Shocking Reason Kept Mike Vrabel From 2024 Head Coaching Job

Tennessee Titans Head Coach Mike Vrabel heads off the field during warmups at U.S. Bank Stadium in
Tennessee Titans Head Coach Mike Vrabel heads off the field during warmups at U.S. Bank Stadium in / Andrew Nelles / The Tennessean / USA

Mike Vrabel is listed at 6'4", 261 pounds. In his 14 seasons in the NFL, Vrabel recorded 762 tackles and sacked the quarterback on 57 occasions.

His linebacker build made him an imposing opponent across the line of scrimmage, but according to Dianna Russini, his "intimidating" frame might have prevented him from landed a NFL head coaching job during this hiring cycle.

The Tennessee Titans fired Vrabel on Jan. 9 in a stunning move after accumulating a 54-45 record across six seasons, only two years removed from winning NFL Coach of the Year. Titans ownership tabbed Cincinnati Bengals offensive coordinator Brian Callahan as their next head coach following Vrabel's dismissal.

After his firing from the Titans, Vrabel reportedly interviewed with the Atlanta Falcons, Los Angeles Chargers, and Carolina Panthers. He was also linked with the Seattle Seahawks opening. Those franchises ultimately proceeded with Raheem Morris, Jim Harbaugh, Dave Canales, and Mike Macdonald, respectively.

Yes, Vrabel isn't Mike McDaniel, who looks like his Best Buy Geek Squad car took a wrong turn and ended up on the Miami Dolphins sideline. He isn't a card-carrying member of the new-age, analytic-driven, joggers-wearing, offensive mind club, but that why should impact his ability to coach an NFL football team?

On the surface, Russini's reporting sounds so crazy that it would have been likely laughed off if Russini didn't hold such reputability. It also raises another question: how much weight should NFL owners have in the coaching hiring process?

Obviously, the answer to this question varies from franchise to franchise. Some franchises operate much more collaboratively, while others fall victim to authoritarian rule from ownership.

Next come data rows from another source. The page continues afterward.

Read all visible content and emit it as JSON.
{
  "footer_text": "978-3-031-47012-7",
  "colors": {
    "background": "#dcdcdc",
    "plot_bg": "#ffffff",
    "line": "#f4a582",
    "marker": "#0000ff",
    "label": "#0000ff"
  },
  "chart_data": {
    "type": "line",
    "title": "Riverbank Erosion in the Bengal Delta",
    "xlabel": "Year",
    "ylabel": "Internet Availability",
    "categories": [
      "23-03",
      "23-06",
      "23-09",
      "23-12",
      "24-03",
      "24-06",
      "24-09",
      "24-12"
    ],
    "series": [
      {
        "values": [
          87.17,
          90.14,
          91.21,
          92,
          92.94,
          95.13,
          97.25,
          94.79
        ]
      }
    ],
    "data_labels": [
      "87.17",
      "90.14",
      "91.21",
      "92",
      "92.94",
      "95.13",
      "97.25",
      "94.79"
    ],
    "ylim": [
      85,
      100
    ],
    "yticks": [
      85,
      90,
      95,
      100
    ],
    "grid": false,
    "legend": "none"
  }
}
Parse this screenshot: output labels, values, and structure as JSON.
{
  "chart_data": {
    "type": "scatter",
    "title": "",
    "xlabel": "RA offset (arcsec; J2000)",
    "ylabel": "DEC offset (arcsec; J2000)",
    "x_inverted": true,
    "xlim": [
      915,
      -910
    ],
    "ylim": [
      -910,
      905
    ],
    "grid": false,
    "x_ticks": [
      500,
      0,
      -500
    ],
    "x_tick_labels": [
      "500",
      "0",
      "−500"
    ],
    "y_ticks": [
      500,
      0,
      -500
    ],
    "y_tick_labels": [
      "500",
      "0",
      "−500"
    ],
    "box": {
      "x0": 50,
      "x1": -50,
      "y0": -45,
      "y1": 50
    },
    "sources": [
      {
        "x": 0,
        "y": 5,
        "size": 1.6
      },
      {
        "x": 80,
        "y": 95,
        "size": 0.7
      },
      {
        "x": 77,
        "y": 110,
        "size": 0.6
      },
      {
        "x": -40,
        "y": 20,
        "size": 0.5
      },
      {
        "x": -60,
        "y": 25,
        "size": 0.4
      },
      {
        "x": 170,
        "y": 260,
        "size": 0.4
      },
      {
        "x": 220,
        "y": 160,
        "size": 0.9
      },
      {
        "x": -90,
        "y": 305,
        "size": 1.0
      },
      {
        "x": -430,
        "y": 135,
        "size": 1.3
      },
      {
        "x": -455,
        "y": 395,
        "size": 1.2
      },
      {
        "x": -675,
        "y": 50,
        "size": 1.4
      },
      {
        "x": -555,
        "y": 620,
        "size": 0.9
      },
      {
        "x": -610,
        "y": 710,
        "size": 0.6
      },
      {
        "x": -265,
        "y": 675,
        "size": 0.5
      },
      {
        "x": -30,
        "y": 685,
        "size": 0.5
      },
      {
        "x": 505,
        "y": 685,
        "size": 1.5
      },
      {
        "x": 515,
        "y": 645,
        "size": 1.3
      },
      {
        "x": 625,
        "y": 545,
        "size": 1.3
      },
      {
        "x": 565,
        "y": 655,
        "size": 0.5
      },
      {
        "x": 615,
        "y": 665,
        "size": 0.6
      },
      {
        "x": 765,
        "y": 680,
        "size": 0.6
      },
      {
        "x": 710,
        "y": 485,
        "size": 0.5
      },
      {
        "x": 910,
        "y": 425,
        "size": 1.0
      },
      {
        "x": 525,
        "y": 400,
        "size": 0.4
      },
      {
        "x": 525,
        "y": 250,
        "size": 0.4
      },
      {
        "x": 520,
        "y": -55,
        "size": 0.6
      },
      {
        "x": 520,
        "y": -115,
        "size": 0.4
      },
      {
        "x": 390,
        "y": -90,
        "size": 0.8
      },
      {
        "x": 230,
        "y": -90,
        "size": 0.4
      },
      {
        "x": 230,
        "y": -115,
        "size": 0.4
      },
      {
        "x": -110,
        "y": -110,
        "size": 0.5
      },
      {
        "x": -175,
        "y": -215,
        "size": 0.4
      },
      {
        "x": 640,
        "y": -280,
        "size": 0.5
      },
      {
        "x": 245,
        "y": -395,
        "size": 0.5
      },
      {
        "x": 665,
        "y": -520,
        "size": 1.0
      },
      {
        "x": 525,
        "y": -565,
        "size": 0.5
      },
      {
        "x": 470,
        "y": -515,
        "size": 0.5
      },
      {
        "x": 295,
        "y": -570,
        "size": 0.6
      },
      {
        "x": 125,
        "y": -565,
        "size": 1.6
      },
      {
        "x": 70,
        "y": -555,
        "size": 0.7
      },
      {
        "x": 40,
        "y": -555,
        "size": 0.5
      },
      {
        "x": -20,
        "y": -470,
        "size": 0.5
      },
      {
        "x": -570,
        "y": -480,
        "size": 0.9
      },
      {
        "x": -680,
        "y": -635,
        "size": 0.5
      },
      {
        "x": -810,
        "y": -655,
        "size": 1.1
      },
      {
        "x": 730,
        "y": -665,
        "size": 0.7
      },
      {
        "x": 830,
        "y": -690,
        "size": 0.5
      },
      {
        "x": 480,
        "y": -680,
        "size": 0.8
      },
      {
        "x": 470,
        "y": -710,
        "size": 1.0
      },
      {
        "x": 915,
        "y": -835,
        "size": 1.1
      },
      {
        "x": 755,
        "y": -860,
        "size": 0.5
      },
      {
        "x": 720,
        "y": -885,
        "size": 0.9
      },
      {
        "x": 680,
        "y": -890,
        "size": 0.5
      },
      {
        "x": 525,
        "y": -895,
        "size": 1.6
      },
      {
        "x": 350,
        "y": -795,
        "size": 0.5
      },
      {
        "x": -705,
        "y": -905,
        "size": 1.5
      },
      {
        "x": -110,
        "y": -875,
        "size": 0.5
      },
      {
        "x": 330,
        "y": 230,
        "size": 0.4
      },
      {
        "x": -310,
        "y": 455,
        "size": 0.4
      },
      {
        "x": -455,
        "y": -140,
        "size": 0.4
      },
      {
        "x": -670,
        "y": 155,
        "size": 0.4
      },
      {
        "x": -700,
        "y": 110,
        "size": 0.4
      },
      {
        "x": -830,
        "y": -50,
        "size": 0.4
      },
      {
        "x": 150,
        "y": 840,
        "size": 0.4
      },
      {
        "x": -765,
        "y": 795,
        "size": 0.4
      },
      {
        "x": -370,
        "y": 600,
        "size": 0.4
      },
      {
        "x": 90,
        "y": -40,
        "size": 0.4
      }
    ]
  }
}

Owners have played hundreds of millions of dollars for their respective franchises, and with that comes some entitlement to provide input and make feelings known. But their front office personnel is more qualified to identify and evaluate who is most qualified to coach an NFL football team.

This phenomenon played itself out in the Atlanta Falcons' decision to pass on Bill Belichick. Owner Arthur Blank reportedly wanted to hire Belichick, while Atlanta's front office wanted to move in a different direction. In the end, Blank sided with the front office and hired Rams' defensive coordinator Raheem Morris.

Dear NFL owners, if you're easily intimidated by large human beings, football probably isn't the best profession for you.